Is supported by the sentence (as seen in the mouseover)
...We conclude that whilst Google Scholar can find much grey literature and specific, known studies, it should not be used alone for systematic review searches...."
Which is from the paper, The Role of Google Scholar in Evidence Reviews and Its Applicability to Grey Literature Searching or (Haddaway et. al, 2015).
In fact, if you click on the link, the sidebar shows the citation comes from text in the abstract of the paper.
Somewhat trickier is when the citation is actually from a citation sentence. For example, in the image below you can see that [5] appears to be a cite of the paper as before - The Role of Google Scholar in Evidence Reviews and Its Applicability to Grey Literature Searching or (Haddaway et. al, 2015).
However, when you mouse over you see the evidence is actually coming from a sentence in the cited paper that says
"...Previous research has shown that articles identified within systematic reviews are identifiable using Google Scholar [ 13 ]...."
In other words, Haddaway et. al,(2015) does not itself support the statement but it refers to another paper – the “previous research”. It seems to me citing Haddaway et.al (2015) in this example is the same as doing an indirect citation and should be avoided. Instead, the correct citation should be whatever is referenced as [13] in that paper.
Not happy with the citations chosen? Scite assistant now provides some settings to control this a little better. You can set scite assistant to always reference papers, never reference (this mimics ChatGPT) or something in between. You can control number of references made, year of publication of the papers cited, topic of the referenced paper and relevance ranking used to rank the references used.
Reasons to be cautious
As mentioned many times, tools like Bing Chat, Elicit.org, and Scite assistant will never completely make up a reference. However, it is not uncommon for them to cite a real reference in a way that does not reflect what the reference says which is just as bad.
What does the evidence say so far?
Scite assistant is a very new tool, even newer than Bing Chat and Perplexity.ai or Elicit.org and there have been no formal tests that I’m aware of on how accurate the citations are.
However, formal tests of Bing Chat and Perplexity have started to appear in the literature and the preliminary results suggest caution.

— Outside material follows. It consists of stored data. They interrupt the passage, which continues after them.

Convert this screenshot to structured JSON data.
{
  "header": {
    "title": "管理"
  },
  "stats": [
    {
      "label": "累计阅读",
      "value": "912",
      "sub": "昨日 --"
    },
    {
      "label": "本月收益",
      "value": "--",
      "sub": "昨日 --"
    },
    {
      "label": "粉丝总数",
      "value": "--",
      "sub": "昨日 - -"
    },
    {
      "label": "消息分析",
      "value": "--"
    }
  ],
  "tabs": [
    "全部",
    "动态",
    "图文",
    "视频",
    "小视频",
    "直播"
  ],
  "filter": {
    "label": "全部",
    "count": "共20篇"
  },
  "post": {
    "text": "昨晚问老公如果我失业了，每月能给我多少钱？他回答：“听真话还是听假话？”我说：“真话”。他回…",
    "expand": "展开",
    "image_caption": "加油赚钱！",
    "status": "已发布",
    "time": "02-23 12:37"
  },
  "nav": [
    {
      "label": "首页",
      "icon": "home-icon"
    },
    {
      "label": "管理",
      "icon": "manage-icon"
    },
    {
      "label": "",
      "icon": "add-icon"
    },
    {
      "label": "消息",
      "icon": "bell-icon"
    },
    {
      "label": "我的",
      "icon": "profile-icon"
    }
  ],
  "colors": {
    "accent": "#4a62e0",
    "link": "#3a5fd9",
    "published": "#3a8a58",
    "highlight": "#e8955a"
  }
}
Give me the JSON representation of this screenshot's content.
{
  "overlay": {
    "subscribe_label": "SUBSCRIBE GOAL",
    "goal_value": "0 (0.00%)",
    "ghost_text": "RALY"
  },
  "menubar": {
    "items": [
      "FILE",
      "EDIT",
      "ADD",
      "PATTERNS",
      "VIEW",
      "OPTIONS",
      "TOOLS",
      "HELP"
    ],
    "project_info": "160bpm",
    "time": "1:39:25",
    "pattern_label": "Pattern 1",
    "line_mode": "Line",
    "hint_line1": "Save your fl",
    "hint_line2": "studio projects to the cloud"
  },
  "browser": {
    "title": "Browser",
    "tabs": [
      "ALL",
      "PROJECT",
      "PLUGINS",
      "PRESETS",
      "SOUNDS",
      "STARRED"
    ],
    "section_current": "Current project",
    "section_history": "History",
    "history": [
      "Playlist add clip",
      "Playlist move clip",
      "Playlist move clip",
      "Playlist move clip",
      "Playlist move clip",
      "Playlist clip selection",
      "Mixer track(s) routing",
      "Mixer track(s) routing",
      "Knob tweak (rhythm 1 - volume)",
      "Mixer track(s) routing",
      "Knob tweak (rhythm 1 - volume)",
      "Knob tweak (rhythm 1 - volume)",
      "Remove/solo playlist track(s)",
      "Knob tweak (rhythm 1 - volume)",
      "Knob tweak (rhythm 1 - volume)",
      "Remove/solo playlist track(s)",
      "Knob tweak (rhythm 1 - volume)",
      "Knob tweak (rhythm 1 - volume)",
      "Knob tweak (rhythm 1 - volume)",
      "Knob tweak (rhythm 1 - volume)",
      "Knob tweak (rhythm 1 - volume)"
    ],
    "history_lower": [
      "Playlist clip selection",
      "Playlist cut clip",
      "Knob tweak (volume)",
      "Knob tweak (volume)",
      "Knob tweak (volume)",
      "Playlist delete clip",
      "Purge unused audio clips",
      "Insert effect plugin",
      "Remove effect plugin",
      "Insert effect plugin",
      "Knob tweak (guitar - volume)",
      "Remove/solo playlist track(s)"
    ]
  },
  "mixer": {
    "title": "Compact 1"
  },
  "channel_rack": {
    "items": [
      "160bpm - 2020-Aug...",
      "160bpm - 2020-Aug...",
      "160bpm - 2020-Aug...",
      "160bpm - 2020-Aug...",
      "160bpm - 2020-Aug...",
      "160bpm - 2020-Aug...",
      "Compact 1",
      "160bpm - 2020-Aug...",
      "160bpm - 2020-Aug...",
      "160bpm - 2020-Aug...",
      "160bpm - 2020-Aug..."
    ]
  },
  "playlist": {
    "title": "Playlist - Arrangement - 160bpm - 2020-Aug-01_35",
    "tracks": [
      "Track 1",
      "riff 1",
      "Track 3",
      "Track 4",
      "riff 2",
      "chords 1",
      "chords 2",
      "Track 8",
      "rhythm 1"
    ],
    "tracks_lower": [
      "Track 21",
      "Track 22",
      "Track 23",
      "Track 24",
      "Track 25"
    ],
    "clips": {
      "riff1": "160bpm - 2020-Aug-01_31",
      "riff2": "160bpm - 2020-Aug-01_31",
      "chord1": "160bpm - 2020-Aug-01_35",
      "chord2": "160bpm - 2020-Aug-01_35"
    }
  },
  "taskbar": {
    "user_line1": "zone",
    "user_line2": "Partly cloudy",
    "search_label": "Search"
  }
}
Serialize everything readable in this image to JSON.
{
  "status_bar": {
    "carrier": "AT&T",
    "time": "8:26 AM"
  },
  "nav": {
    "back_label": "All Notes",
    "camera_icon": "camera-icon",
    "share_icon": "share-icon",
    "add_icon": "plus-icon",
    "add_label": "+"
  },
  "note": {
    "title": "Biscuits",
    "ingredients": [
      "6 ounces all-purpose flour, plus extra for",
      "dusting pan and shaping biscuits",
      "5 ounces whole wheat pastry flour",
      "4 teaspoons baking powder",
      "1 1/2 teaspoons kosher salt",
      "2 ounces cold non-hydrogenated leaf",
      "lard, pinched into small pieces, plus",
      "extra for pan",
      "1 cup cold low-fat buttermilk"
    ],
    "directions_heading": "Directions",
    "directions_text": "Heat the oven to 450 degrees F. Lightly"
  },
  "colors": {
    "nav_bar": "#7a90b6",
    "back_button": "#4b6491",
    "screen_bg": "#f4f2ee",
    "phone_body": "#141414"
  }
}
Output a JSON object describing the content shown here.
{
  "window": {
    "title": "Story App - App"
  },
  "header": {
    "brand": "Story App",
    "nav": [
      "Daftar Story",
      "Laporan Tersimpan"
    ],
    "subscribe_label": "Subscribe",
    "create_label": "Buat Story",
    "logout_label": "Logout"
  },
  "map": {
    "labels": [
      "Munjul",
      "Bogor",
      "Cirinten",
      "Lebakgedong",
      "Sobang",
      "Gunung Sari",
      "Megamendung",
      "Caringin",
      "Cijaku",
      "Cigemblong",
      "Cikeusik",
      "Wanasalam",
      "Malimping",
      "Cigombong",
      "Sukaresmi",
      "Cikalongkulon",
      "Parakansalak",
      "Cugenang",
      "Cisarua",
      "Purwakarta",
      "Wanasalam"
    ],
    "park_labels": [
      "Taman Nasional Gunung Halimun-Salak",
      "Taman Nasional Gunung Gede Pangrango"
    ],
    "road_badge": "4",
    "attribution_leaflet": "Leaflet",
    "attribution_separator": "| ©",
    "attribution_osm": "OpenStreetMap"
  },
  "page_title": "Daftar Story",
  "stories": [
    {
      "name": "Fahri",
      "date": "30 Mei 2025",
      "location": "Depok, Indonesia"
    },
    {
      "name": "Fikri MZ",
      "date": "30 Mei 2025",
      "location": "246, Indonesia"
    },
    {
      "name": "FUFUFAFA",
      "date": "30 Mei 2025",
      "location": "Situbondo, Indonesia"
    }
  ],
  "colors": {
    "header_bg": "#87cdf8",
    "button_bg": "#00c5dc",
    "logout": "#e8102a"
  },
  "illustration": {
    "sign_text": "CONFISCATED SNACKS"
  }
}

For example, in Evaluating Verifiability in Generative Search Engines, the authors conducted a study across 150 randomly selected queries of varying formats and difficulties. They found that for Bing Chat, on average, 89.5% of the citations that supported their associated sentences are correct (citation precision).
On the other hand, for each sentence, only 58.7% of them had a valid citation that fully supported the sentence (citation recall). The same figures were 72.7% and 68.7% respectively for Perplexity.ai.
While these results are not horrendously bad, particularly given the test suite included a lot of extremely difficult questions where the search struggled to find a suite page to cite (which explains the low citation recall), it should give one pause when using tools like Scite.ai, even if Bing Chat and Perplexity are general web search, not academic specific tools.
Conclusion
As always, these tools are developing fast. Scite has already announced they are adding features to give some control over the types of papers used to generate the answer. Do give it a try.